Inductively, suppose we know $p(x_1 = i_1, ... , x_n = i_n)$. Then \begin{equation*} p(x_1 = i_1, ... x_n = i_n, x_{n+1} = i_{n+1}) = \left\{ \begin{array}{ll} p(x_1 = i_1,...,x_n=i_n) p(x_n=x_{n+1}) \quad &\mbox{if} \ i_n = i_{n+1} \\ p(x_1 = i_1,...,x_n=i_n) (1 - p(x_n=x_{n+1})) \quad & \mbox{if} \ i_n \neq i_{n+1}. \end{array} \right.\end{equation*} So this procedure gives the full distribution of $x_1,...,x_n$.

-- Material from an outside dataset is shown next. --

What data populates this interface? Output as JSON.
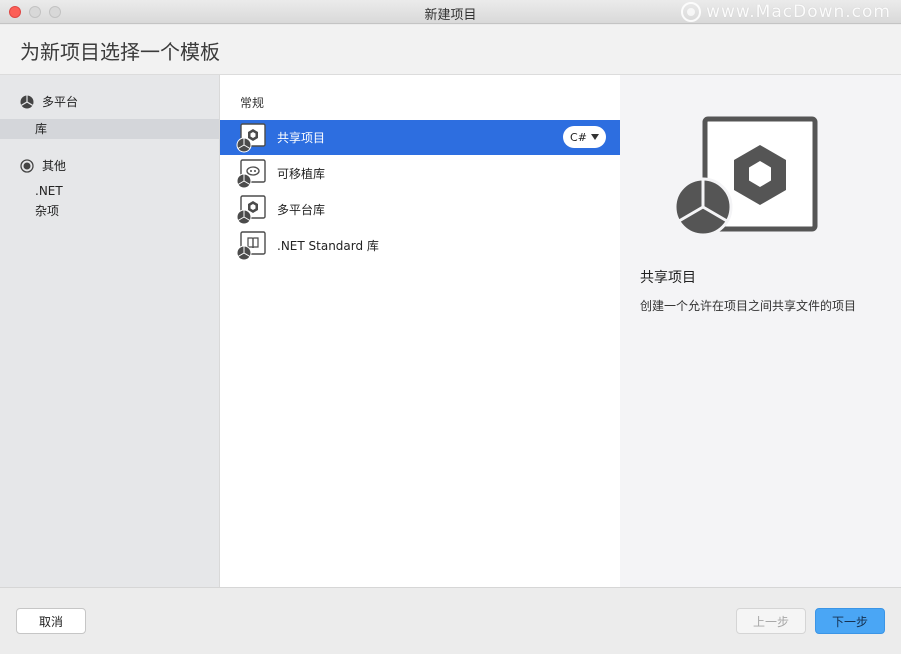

From this construction, you immediately notice that the family of distributions is fixed if you only have the marginal distribution of $x_1$ and all probabilities $p(x_n = x_{n+1})$. In particular, this raises the question what condition you require on your $p_{ij} = p(x_i = x_j)$, so that these are consistent.

This idea may be a start for a general solution, i.e. without the mentioned assumption.